Pelemahan daya beli juga disumbang komponen harga diatur pemerintah yang mengalami inflasi 0,46% dengan andil inflasi 0,09%. Penyumbang utama inflasi tersebut adalah komoditas bensin, tarif angkutan udara, dan tarif air minum PAM.

Sementara komponen harga bergejolak mengalami inflasi 0,21% dengan andil inflasi 0,03%. Komoditas yang dominan memberikan andil inflasi adalah beras, cabai rawit, cabai merah, jeruk, dan sawi hijau (BPS, Oktober 2023).

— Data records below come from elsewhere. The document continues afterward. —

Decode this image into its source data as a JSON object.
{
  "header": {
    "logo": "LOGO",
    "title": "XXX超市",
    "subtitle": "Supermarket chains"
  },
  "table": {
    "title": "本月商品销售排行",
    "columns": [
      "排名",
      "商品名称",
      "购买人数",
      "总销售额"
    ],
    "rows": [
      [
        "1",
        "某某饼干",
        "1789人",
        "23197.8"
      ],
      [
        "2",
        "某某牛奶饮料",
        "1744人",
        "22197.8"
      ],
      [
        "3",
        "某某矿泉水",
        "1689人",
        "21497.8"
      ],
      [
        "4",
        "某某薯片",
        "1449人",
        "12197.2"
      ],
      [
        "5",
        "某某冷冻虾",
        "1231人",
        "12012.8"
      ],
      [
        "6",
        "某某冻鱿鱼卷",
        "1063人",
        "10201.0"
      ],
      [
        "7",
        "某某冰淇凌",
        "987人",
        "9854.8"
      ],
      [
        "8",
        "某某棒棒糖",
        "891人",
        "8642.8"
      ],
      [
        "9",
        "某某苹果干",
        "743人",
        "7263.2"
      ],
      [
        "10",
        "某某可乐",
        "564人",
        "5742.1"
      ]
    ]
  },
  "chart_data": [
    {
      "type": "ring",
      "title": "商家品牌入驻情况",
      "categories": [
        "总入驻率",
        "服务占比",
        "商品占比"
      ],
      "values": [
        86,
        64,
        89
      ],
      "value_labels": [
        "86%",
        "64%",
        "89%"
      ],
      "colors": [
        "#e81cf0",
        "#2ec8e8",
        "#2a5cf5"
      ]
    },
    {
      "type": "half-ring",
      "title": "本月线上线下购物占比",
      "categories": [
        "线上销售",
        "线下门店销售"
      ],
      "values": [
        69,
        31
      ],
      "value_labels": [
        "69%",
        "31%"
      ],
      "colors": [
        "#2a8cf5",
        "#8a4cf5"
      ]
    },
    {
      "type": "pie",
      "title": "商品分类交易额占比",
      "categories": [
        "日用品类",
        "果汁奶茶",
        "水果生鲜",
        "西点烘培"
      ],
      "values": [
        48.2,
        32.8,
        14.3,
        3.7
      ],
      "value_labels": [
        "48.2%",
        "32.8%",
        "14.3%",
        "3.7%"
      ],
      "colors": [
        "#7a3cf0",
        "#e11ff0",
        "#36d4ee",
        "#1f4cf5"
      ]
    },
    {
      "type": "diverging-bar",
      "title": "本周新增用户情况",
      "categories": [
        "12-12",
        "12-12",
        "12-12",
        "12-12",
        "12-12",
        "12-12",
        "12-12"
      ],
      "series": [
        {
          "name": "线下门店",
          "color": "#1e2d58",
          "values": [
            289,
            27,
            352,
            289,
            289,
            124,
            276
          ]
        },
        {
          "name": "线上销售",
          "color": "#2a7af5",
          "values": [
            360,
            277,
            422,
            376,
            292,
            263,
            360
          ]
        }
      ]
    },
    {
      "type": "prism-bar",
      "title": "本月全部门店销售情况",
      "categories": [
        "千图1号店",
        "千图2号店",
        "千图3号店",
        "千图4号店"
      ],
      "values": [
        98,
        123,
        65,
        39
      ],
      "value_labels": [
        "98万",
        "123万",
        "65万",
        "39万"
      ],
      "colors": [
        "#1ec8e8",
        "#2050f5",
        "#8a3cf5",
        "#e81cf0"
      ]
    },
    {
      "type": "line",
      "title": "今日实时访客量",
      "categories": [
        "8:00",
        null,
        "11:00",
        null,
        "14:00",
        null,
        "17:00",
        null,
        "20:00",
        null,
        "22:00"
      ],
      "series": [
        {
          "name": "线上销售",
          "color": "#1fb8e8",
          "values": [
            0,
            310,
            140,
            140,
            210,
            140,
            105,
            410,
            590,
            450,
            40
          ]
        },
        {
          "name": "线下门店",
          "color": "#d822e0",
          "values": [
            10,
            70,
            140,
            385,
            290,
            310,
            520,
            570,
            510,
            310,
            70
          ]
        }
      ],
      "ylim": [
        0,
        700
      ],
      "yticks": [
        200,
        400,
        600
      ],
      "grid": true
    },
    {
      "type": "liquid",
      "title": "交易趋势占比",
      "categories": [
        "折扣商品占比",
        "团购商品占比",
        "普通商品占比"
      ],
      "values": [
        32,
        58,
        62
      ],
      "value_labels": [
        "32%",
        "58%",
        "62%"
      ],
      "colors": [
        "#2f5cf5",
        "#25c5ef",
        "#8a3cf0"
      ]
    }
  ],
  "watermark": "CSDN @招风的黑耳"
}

6. Perlambatan Penurunan Pengangguran

Tingkat pengangguran di Indonesia mengalami penurunan dari 5,86% (Agustus 2022) menjadi 5,32% (Agustus 2023) atau menurun 0,54 poin. Penurunan pengangguran ini patut diapresiasi, meski demikian penurunan tersebut melambat dari periode Agustus 2021 ke Agustus 2022 yang menurun sebesar 0.63 poin.

Meski kondisi ekonomi membaik dibanding pandemi, namun level pengangguran saat ini belum kembali ke kondisi sebelum pandemi di mana pada Agustus 2019, tingkat pengangguran 5,23%.

Ini karena penyerapan tenaga kerja formal yang masih terbatas seiring pembukaan lapangan pekerjaan formal yang juga masih tertahan. Pada Agustus 2023, pekerja formal mencapai 40,89% sementara sisanya (59,11%) merupakan pekerja informal.

Patut pula diperhatikan bahwa pengangguran 'elite' semakin tinggi di mana tingkat pendidikan diploma I, II dan III semakin meningkat dari Agustus 2022 yang sebesar 4,59% menjadi 4,79% (Agustus 2023), dan pendidikan diploma IV, S1, S2, S3 dari 4,80% menjadi 5,18%.

7. Industri Membaik namun Perlu Waspada PHK

Kinerja industri secara umum membaik di mana pertumbuhan sektor ini tumbuh 5,20% pada kuartal III-2023, lebih baik dibandingkan periode yang sama tahun lalu 4,83%. Perbaikan ini ditopang oleh perbaikan industri tembakau, industri kayu maupun industri kimia farmasi dan obat tradisional.

Meskipun secara umum industri mengalami perbaikan namun menyisakan beberapa industri yang tertekan oleh pelemahan pasar ekspor maupun pasar domestik sejak Januari 2023. Dalam tiga triwulan berturut-turut pertumbuhannya negatif, termasuk kuartal III-2023 yakni industri tekstil dan pakaian jadi (-2,72%), industri kulit, barang dari kulit dan alas kaki (-2,96%), industri karet, barang dari karet dan plastik (-4,34%) dan industri furnitur (-2,59%). Mengingat beban berat sektor-sektor tersebut dalam enam bulan terakhir maka perlu waspada dampaknya terhadap efisiensi produksi dan Pemutusan Hubungan Kerja (PHK).

Rekomendasi Indef:


1. Pertahankan Daya Beli Masyarakat

Pertahankan daya beli masyarakat dengan memanfaatkan momentum Natal dan tahun baru serta tidak naiknya harga BBM subsidi. Bantuan sosial perlu dilakukan reformasi total agar jumlah penerima dikurangi dengan data terbaru dan menambah belanja sosial untuk 10% masyarakat terbawah.

Belanja Pemilu juga perlu dioptimalkan untuk mendorong konsumsi masyarakat meningkat maupun sektor-sektor terkait (industri makanan dan minuman, industri kertas dan barang dari kertas, percetakan dan reproduksi media rekaman, sektor transportasi dan pergudangan, penyediaan akomodasi dan makan minum serta informasi dan komunikasi) semakin baik.

2. Optimalkan Belanja Pemerintah

Optimalkan belanja Pemerintah pada bulan-bulan terakhir dengan mempercepat belanja modal, bahkan kalau perlu di atas 100% mengingat anggaran masih sangat memadai. Selesaikan prioritas-prioritas infrastruktur nasional yang masih tertunda.

3. Tingkatkan Ekspor Pasar Tradisional ke Negara Lain

Meningkatkan pasar tradisional ekspor pada mitra dagang utama yang tetap tinggi. Penurunan pasar China, Jepang, dan AS perlu dibarengi dengan upaya peningkatan ekspor di negara India, Malaysia, Filipina, Singapura, Vietnam, Taiwan dan Thailand.

Indef mengatakan hal ini perlu insentif dan pencegahan PHK industri yang terpengaruh dari pelemahan ekspor yakni industri tekstil dan pakaian jadi, industri kulit, barang dari kulit dan alas kaki, industri karet, barang dari karet dan plastik dan industri furnitur.